Unerquicklich ist die Lage für die Eltern, weil die Verfestigung dieser unattraktiven Öffnungszeiten mit einer drastischen Erhöhung der Gebühren einhergeht - und das um stolze 14 Prozent, im Kinderhaus Altenbach sogar bis zu 22 Prozent. Allerdings gibt es eine soziale Komponente: Hälftiger Beitrag für das zweite Kind, ab dem dritten gar keiner.
Erste Anpassung seit 2017
Die Verwaltung rechtfertigt die drastische Erhöhung mit dem Argument, dass die Gebühren seit 2017 wegen der Belastung der Familien in den drei Corona-Jahren 2020 bis 2022 nicht mehr angepasst wurden. Mittlerweile lägen die Ausgaben des städtischen Haushalts für die Kinderbetreuung bei fast drei Millionen Euro, der Kostendeckungsgrad bei nurmehr 17,6 Prozent, 2020 waren es noch 19,85. Der Gemeindetag hat einen Richtwert von 20 Prozent ausgegeben, der mit der jetzigen Erhöhung weitgehend erreicht wird.
„Lassen wir es bei 17 Prozent, da zahlt die Verwaltung einfach mehr“, zitierte Morast im Gemeinderat einen oft zu hörenden Einwand: „Aber das will der Gesetzgeber eigentlich nicht. Er will nicht, dass die Allgemeinheit für die Leistungen, die einzelne Gruppen erhalten, aufkommen muss“, so der Ratsschreiber.
Auch die Entgelte für das Mittagessen werden übrigens erhöht - „aufgrund der erhöhten Lebensmittelpreise“, wie Morast zustimmend begründet. „Das war für uns nachvollziehbar, als der Caterer dementsprechend auf uns zugekommen ist.“
Als die Neuregelung Ende Juli im Gemeinderat beraten wurden, stieß die Verwaltung mit ihrem Vorgehen denn auch auf keinerlei politischen Widerstand. Die Fraktionen fanden das alles zwar - wie der Grüne Rouven Langensiepe formulierte - „ganz, ganz schade“ und „schwierig“ (CDU-Rätin Andrea Diehl), die jetzige Linie aber „voll nachvollziehbar“ (Langensiepe) oder „nicht zu vermeiden“ (Freie-Wähler-Rat Hans Beckenbach). AfD-Stadtrat Thomas Kröber war das Thema jedoch noch nichtmal eine Wortmeldung wert.
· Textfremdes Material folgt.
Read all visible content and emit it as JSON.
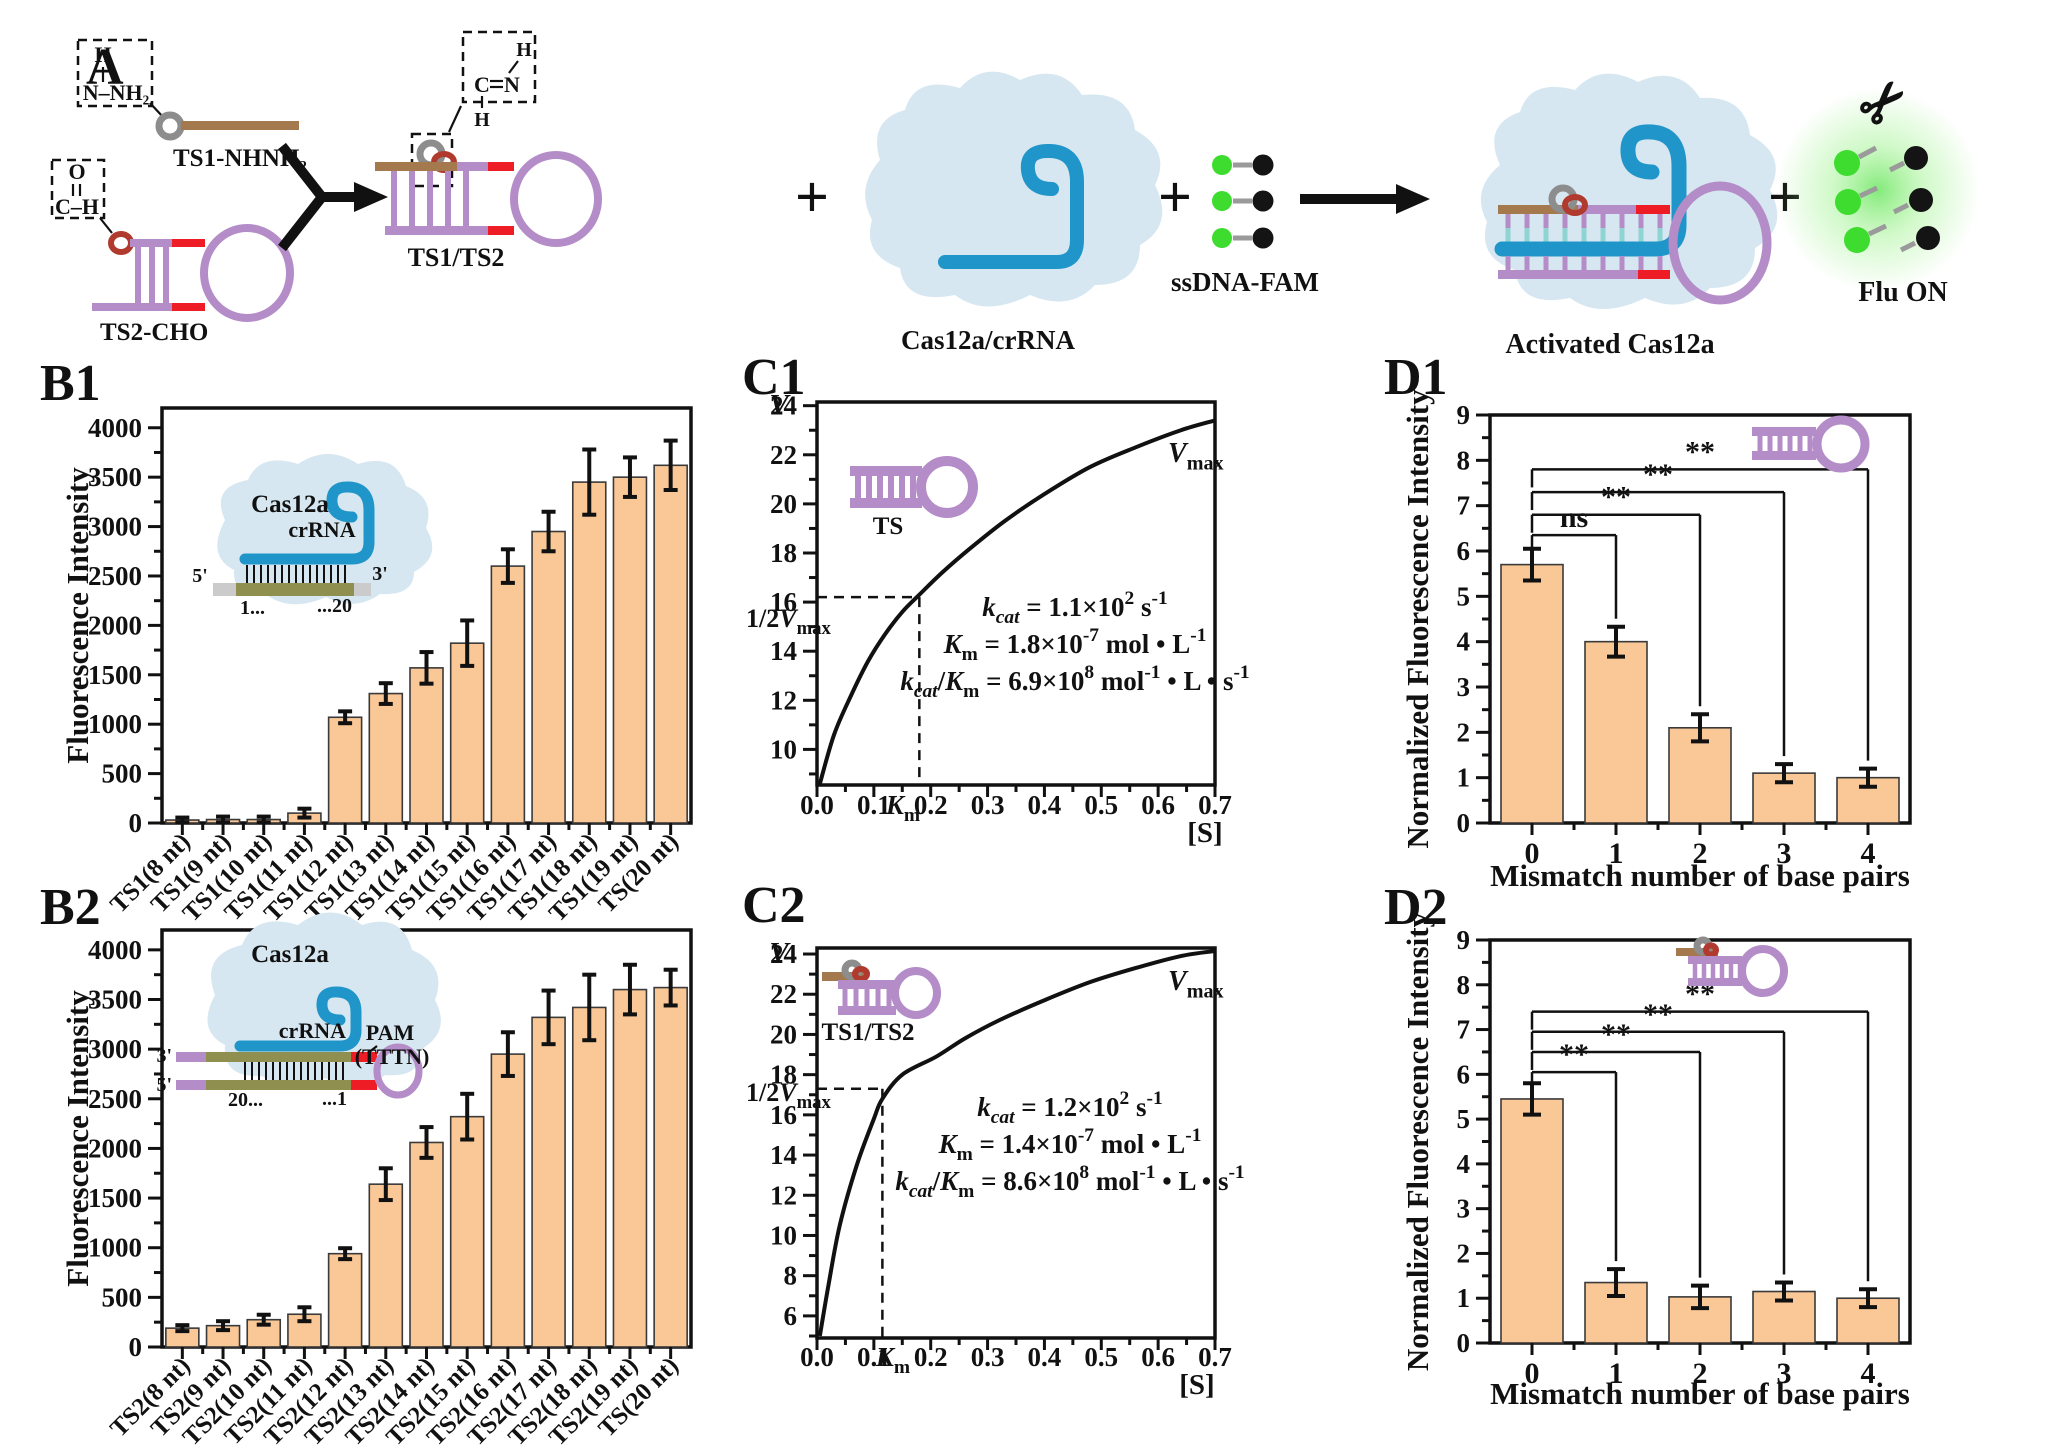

Allerdings gab es zwei zarte Vorstöße: Rainer Dellbrügge verwies auf die Idee seiner SPD für einkommensabhängige Gebühren, „wie sie in anderen Kommunen bereits bestehen“. Die prinzipielle Lösung sei ohnehin gebührenfreie Betreuung. Die Grünen beantragten, die Erhöhung in zwei Schritten 2023 und 2024 zu staffeln - was Verwaltung und Ratsmehrheit als unpraktikabel ablehnten. Am Ende stimmten jedoch auch Grüne und SPD geschlossen für die Verwaltungsvorlage.
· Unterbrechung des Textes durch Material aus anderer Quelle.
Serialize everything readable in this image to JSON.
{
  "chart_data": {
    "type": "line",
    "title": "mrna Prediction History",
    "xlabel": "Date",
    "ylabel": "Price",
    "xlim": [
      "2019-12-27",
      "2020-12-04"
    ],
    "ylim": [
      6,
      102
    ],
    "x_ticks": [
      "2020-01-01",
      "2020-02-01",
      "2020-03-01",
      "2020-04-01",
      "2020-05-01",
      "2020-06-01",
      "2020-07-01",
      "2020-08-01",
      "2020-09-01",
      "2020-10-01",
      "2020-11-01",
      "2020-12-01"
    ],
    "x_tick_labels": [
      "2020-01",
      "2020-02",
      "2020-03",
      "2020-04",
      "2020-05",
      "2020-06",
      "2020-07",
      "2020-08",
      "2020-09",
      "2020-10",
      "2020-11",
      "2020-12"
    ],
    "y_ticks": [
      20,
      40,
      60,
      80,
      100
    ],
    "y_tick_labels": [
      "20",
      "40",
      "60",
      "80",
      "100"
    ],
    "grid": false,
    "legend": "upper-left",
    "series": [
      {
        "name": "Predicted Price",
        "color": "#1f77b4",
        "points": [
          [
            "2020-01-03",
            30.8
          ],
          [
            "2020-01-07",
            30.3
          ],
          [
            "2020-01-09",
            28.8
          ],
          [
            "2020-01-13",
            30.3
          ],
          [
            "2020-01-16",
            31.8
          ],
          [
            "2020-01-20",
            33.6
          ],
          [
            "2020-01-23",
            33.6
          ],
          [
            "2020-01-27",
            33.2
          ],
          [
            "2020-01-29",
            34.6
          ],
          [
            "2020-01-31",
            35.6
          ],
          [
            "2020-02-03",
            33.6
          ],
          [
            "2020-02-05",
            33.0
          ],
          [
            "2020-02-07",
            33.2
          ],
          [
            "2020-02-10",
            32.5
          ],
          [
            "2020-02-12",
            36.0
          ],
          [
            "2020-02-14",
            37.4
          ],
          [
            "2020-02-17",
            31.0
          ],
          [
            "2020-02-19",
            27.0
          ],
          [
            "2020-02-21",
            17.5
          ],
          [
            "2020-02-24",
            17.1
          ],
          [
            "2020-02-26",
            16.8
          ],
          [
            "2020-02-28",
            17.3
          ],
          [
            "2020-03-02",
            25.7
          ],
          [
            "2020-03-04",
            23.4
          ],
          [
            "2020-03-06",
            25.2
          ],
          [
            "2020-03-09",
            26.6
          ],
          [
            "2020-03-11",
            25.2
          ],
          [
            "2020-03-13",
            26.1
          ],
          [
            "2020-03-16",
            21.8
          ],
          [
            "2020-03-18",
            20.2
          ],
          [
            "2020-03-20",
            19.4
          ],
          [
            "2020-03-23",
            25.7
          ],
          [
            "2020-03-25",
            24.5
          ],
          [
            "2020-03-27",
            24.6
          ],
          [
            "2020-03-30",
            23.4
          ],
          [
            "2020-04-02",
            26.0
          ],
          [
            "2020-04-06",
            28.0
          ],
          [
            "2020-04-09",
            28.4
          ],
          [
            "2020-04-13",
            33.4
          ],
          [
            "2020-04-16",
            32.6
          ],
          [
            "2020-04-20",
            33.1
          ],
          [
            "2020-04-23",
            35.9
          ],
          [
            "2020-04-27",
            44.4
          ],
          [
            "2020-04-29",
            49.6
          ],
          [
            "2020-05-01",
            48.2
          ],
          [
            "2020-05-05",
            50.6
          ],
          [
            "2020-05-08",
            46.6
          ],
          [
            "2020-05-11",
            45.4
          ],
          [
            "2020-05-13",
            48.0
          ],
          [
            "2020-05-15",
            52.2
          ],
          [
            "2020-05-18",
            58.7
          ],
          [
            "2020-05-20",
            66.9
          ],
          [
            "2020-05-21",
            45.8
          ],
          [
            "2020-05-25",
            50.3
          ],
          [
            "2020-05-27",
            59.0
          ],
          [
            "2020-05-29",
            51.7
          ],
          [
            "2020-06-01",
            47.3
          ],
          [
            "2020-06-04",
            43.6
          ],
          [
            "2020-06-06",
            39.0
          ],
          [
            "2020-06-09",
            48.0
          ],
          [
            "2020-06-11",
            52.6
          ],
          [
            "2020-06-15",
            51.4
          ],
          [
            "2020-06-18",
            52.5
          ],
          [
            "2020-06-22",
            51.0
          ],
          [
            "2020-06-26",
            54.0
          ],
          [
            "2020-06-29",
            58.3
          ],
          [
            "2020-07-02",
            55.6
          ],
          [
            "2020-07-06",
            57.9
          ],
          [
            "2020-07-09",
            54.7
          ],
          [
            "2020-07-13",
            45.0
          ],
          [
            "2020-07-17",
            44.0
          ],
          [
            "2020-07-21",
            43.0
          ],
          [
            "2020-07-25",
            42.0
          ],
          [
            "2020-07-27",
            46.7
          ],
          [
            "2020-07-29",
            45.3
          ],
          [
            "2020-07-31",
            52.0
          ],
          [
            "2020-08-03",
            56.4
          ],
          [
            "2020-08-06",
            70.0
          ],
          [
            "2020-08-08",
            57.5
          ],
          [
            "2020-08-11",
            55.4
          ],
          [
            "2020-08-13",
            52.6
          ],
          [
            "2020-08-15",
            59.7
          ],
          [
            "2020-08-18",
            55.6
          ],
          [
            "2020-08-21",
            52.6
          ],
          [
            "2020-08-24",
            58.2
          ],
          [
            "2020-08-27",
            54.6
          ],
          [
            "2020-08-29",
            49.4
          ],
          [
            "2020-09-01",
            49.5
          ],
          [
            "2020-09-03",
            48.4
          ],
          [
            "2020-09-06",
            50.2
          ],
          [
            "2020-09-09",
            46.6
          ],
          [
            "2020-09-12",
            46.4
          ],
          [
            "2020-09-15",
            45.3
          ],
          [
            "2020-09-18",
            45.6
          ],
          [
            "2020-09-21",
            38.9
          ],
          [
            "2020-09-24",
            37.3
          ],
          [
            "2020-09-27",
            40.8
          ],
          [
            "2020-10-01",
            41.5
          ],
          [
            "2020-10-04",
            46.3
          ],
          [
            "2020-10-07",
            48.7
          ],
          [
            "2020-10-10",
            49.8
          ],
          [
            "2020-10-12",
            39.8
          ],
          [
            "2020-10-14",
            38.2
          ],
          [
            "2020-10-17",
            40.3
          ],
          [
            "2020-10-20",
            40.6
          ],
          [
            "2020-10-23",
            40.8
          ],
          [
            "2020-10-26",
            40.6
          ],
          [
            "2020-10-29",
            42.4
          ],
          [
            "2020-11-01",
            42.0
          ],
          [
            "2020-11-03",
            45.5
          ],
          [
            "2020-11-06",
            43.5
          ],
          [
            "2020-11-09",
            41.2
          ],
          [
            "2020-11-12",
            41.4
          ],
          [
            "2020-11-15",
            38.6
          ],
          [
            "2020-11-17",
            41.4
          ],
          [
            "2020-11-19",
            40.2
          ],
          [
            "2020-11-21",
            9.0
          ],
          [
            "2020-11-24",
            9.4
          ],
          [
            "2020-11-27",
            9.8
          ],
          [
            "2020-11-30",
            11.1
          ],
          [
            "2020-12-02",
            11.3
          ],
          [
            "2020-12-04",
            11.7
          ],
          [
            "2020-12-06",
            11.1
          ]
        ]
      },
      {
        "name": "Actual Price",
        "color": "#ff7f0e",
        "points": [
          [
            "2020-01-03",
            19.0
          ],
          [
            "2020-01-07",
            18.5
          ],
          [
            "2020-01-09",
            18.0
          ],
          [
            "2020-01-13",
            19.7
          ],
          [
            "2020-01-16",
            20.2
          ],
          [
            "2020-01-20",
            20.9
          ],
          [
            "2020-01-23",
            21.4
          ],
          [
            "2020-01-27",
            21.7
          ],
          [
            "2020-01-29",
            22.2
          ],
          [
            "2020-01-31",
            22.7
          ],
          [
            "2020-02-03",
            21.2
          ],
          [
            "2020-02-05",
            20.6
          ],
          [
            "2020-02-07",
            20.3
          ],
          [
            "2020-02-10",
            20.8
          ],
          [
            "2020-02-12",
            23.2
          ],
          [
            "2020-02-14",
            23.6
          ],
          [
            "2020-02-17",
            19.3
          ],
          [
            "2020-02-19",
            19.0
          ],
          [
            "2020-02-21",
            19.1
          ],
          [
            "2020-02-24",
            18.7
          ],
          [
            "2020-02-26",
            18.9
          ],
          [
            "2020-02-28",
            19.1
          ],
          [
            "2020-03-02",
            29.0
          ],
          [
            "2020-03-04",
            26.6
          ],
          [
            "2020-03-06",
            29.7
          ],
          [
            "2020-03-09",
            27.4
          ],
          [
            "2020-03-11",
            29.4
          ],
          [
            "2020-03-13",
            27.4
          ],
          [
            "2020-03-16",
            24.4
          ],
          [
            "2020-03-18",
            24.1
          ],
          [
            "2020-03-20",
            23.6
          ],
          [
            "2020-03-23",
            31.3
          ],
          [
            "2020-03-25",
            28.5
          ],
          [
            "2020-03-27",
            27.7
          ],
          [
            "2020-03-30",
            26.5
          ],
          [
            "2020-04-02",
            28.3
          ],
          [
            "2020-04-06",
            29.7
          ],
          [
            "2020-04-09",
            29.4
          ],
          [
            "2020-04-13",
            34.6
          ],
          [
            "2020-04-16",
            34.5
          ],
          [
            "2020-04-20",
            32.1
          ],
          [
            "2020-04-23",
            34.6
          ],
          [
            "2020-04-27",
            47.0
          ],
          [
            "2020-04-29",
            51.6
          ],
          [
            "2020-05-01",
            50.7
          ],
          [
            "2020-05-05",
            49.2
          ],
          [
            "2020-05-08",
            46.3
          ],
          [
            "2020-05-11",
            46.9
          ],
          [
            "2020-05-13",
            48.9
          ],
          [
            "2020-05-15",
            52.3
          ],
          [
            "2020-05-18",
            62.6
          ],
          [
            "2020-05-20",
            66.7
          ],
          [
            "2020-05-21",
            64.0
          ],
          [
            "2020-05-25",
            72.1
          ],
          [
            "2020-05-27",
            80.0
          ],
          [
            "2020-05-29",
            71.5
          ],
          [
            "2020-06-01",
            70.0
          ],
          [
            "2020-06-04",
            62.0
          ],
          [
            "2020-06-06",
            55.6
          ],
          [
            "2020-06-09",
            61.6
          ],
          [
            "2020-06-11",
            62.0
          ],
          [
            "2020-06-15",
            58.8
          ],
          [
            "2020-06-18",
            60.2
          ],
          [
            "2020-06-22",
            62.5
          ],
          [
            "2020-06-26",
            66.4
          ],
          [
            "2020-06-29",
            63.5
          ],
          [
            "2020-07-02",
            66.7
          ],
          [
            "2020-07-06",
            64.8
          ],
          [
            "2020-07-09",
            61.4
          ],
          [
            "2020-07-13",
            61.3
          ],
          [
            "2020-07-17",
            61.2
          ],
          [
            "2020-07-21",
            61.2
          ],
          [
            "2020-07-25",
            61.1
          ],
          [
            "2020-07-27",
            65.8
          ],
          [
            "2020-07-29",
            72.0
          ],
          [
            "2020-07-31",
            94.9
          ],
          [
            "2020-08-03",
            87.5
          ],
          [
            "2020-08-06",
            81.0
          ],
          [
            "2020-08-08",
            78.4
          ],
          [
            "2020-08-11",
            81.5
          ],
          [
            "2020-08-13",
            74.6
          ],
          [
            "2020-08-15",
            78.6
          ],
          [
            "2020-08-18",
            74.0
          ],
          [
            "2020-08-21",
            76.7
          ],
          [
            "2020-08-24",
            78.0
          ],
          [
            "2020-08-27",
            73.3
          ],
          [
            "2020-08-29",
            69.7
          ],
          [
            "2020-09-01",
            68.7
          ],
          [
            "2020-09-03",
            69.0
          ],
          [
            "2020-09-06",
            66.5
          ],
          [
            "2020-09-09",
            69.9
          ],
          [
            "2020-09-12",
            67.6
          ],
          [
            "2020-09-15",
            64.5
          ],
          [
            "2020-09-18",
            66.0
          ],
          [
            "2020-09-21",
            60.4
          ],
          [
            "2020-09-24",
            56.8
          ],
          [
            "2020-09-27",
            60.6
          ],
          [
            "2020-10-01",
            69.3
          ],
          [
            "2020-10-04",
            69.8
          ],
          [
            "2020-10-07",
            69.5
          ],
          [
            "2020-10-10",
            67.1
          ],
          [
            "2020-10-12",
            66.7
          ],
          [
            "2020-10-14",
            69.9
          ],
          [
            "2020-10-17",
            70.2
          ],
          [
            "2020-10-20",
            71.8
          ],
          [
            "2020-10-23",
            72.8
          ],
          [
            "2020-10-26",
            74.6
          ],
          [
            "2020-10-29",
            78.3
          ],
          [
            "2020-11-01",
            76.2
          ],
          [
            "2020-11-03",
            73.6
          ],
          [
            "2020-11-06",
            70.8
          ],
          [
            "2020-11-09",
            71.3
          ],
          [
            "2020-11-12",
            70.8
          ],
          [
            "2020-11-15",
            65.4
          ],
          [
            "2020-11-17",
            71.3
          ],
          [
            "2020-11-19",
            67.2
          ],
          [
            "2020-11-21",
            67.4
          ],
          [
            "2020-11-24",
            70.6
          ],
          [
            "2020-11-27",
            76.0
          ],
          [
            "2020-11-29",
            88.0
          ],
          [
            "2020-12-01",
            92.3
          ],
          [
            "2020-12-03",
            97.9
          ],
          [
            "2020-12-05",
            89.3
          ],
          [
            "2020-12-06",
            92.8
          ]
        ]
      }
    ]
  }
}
Der einzige, der gegen die Gebührenordnung argumentierte, war der sozialpolitisch schon immer engagierte CDU-Rat Karl Reidinger aus dem Stadtteil Altenbach. Hier fällt die Erhöhung mit bis zu 22 Prozent auch besonders heftig aus - und dies ebenfalls bei geringerem Angebot.